A California lawmaker wants the state to keep track of developments in the ongoing Chapter 11 bankruptcy of Pacific Gas and Electric Co. (PG&E) and its parent company.

Assemblymember Chris Holden, chair of the Assembly Energy and Commerce Committee, warned PG&E that any bankruptcy-sanctioned reorganization must not jeopardize the state’s “safety, energy reliability and climate change goals.”

The resolution also states that the legislature expects the California Public Utilities Commission (CPUC) and any other state entity representing California in the bankruptcy proceedings to ensure that wildfire victims deemed PG&E’s responsibility have their damages “resolved equitably.” The CPUC and other state agencies must also ensure that “rank-and-file PG&E employees continue to receive wages,” and that the utility’s executive compensation be restricted.

Holden expressed concern about a “ripple effect” from the PG&E bankruptcy on the state. “There is a lot at stake, and we want to make clear that the outcome must prioritize victims, ratepayers and reorganization” of the utility.

Los Angeles County sued Southern California Edison Co. (SCE) last Thursday for damages from the Woolsey Fire that charred nearly 100,000 acres, destroyed thousands of structures and killed three residents. The suit, which also names SCE parent company Edison International, seeks to recover more than $100 million in alleged costs and damages from the wind-driven wildfire.

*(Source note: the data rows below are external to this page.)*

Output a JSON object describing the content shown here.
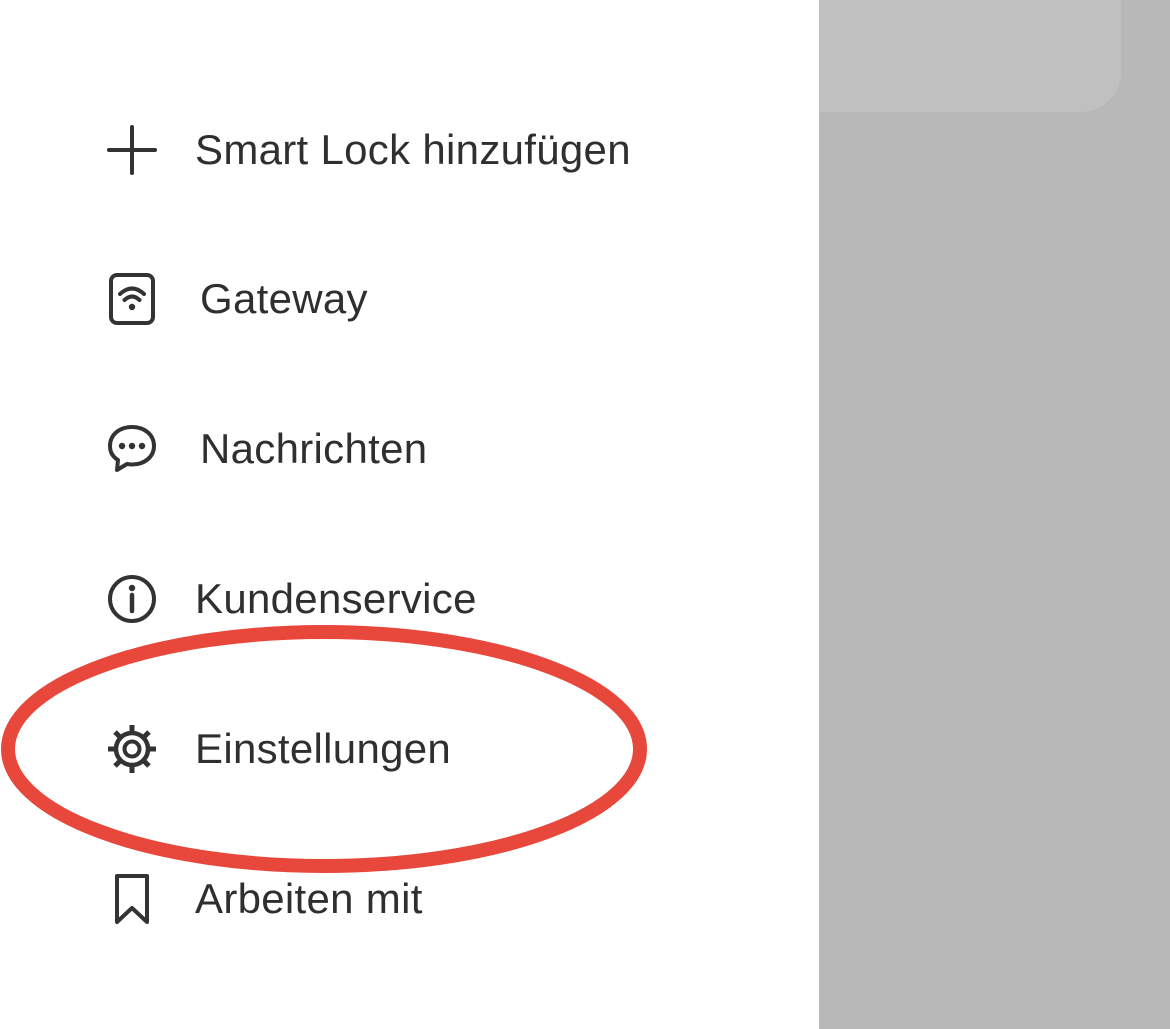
{
  "menu": {
    "items": [
      {
        "key": "add-smart-lock",
        "label": "Smart Lock hinzufügen",
        "icon": "plus-icon"
      },
      {
        "key": "gateway",
        "label": "Gateway",
        "icon": "wifi-box-icon"
      },
      {
        "key": "messages",
        "label": "Nachrichten",
        "icon": "chat-bubble-icon"
      },
      {
        "key": "customer-service",
        "label": "Kundenservice",
        "icon": "info-icon"
      },
      {
        "key": "settings",
        "label": "Einstellungen",
        "icon": "gear-icon"
      },
      {
        "key": "works-with",
        "label": "Arbeiten mit",
        "icon": "bookmark-icon"
      }
    ]
  },
  "annotation": {
    "target": "settings",
    "color": "#e8483b"
  },
  "colors": {
    "drawer_bg": "#ffffff",
    "overlay": "#b8b8b8",
    "text": "#2f2f2f",
    "icon": "#333333"
  }
}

“This legal action is an important and essential step toward accountability and recovery,” Supervisor Sheila Kuehl said. It is the latest lawsuit against SCE since last year’s fire charred more than 150 square miles. The official cause of the fire remains under investigation, but the utility told the CPUC in December that an electrical outage before the fire may have been caused by two transmission lines crossing.